Le Premier ministre a présenté une communication relative au pacte Etat-métropoles.
 
Ce pacte sera signé ce mercredi 6 juillet à Lyon avec les présidents des 15 métropoles françaises, réunies au sein de l’association France urbaine.
 
Ce pacte, une semaine après la réunion des présidents de région qui a permis de développer la plateforme d’engagements réciproques sur les enjeux des transports et du développement économique, illustre l’ambition du Gouvernement d’engager un dialogue renouvelé avec les territoires.
 
Le pacte définit une stratégie nationale de développement des métropoles, fondée sur l’innovation. Il vise à construire les métropoles de demain et à relever trois défis majeurs :
 
- permettre aux métropoles d’affronter la concurrence entre métropoles mondiales. C’est en s’appuyant sur leurs projets marqués par l’exigence de l’excellence qu’elles pourront être pleinement reconnues dans le concert urbain européen et mondial ;
 
- favoriser leur rôle de locomotive de l’économie nationale. Les métropoles doivent devenir des catalyseurs du développement régional et soutenir le développement des territoires ruraux et périurbains ;
 
- donner aux métropoles les moyens de répondre aux besoins de leur population. Economiquement fortes, les métropoles sont socialement fragiles. Elles doivent répondre à des enjeux essentiels pour leur équilibre comme la crise du logement, les congestions urbaines, les quartiers sensibles, la paupérisation du milieu étudiant, l’accueil régulier de nouvelles populations...
 
Avec les lois n° 2014-366 du 24 mars 2014 pour l’accès au logement et un urbanisme rénové, n° 2014-58 du 27 janvier 2014 de modernisation de l’action publique territoriale et d’affirmation des métropoles, et n° 2015-991 du 7 août 2015 portant nouvelle organisation territoriale de la République, l’État a d’ores et déjà donné aux métropoles un cadre institutionnel renouvelé. Le pacte conforte ce cadre et déploie des moyens pour renforcer leur capacité d’action au service des habitants et soutenir leurs stratégies d’innovation.
 
Le pacte, dans un premier temps, facilite les conditions dans lesquelles les métropoles pourront se saisir des facultés ouvertes par ces lois, encourage les expérimentations, et retient des dispositions comptables et budgétaires visant à accroître l’efficience des métropoles. L’Etat et les métropoles s’engagent enfin à favoriser l’alliance entre les métropoles et leur environnement pour plus de solidarité territoriale et à organiser le dialogue métropole-région pour garantir les complémentarités.
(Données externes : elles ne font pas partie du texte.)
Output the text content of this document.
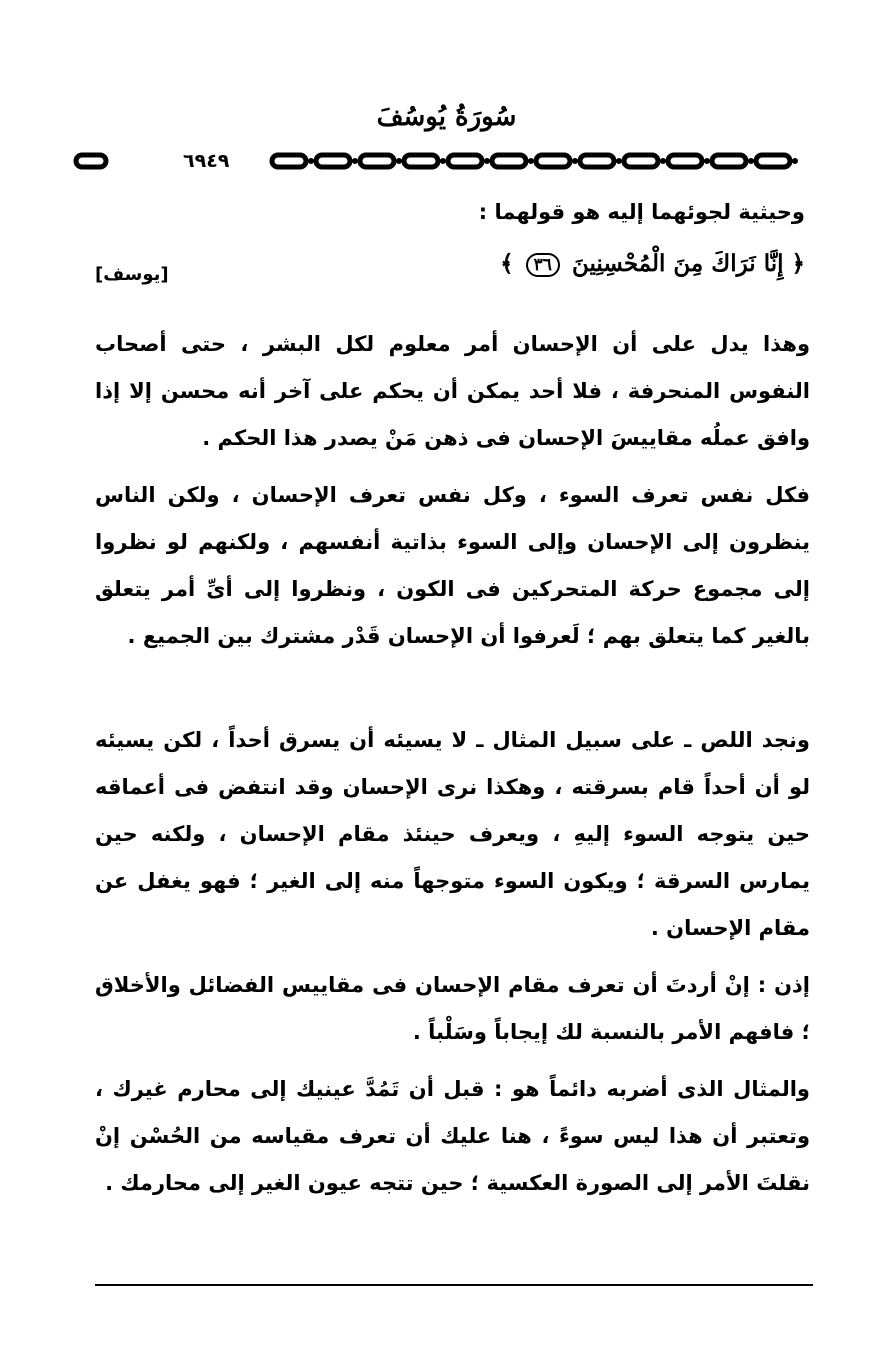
سُورَةُ يُوسُفَ
٦٩٤٩
وحيثية لجوئهما إليه هو قولهما :
﴿ إِنَّا نَرَاكَ مِنَ الْمُحْسِنِينَ ٣٦ ﴾
[يوسف]
وهذا يدل على أن الإحسان أمر معلوم لكل البشر ، حتى أصحاب النفوس المنحرفة ، فلا أحد يمكن أن يحكم على آخر أنه محسن إلا إذا وافق عملُه مقاييسَ الإحسان فى ذهن مَنْ يصدر هذا الحكم .
فكل نفس تعرف السوء ، وكل نفس تعرف الإحسان ، ولكن الناس ينظرون إلى الإحسان وإلى السوء بذاتية أنفسهم ، ولكنهم لو نظروا إلى مجموع حركة المتحركين فى الكون ، ونظروا إلى أىِّ أمر يتعلق بالغير كما يتعلق بهم ؛ لَعرفوا أن الإحسان قَدْر مشترك بين الجميع .
ونجد اللص ـ على سبيل المثال ـ لا يسيئه أن يسرق أحداً ، لكن يسيئه لو أن أحداً قام بسرقته ، وهكذا نرى الإحسان وقد انتفض فى أعماقه حين يتوجه السوء إليهِ ، ويعرف حينئذ مقام الإحسان ، ولكنه حين يمارس السرقة ؛ ويكون السوء متوجهاً منه إلى الغير ؛ فهو يغفل عن مقام الإحسان .
إذن : إنْ أردتَ أن تعرف مقام الإحسان فى مقاييس الفضائل والأخلاق ؛ فافهم الأمر بالنسبة لك إيجاباً وسَلْباً .
والمثال الذى أضربه دائماً هو : قبل أن تَمُدَّ عينيك إلى محارم غيرك ، وتعتبر أن هذا ليس سوءً ، هنا عليك أن تعرف مقياسه من الحُسْن إنْ نقلتَ الأمر إلى الصورة العكسية ؛ حين تتجه عيون الغير إلى محارمك .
Le pacte ouvre aussi la voie à 15 pactes métropolitains d’innovation. Ces partenariats particuliers, dont les thèmes ont été définis conjointement, visent à intensifier le contenu innovant des politiques conduites par les métropoles. Ensemble, ils positionnent les métropoles françaises comme des acteurs de l’innovation urbaine en identifiant une quinzaine de destinations à « haut potentiel » pour les investissements internationaux. Chaque partenariat sera finalisé d’ici novembre. L’Etat apportera 150 M€ de financements, principalement par l’intermédiaire du Fonds de soutien à l’investissement public local. La mise en réseau des métropoles contribuera à la diffusion de ces dispositifs innovants.
 
L’intégration des métropoles, leur capacité à fonctionner en réseau, est un facteur de dynamisme pour l’ensemble du territoire français. L’Etat et les métropoles entendent faire vivre ce pacte dans le temps. En organisant une Conférence des métropoles – le C15 – Etat et métropoles se saisiront progressivement de tous les enjeux majeurs liés à leur développement et à leur attractivité : rayonnement universitaire, grands événements, investissements productifs, transformation numérique. Cette démarche aura vocation à s’étendre à d’autres grandes agglomérations.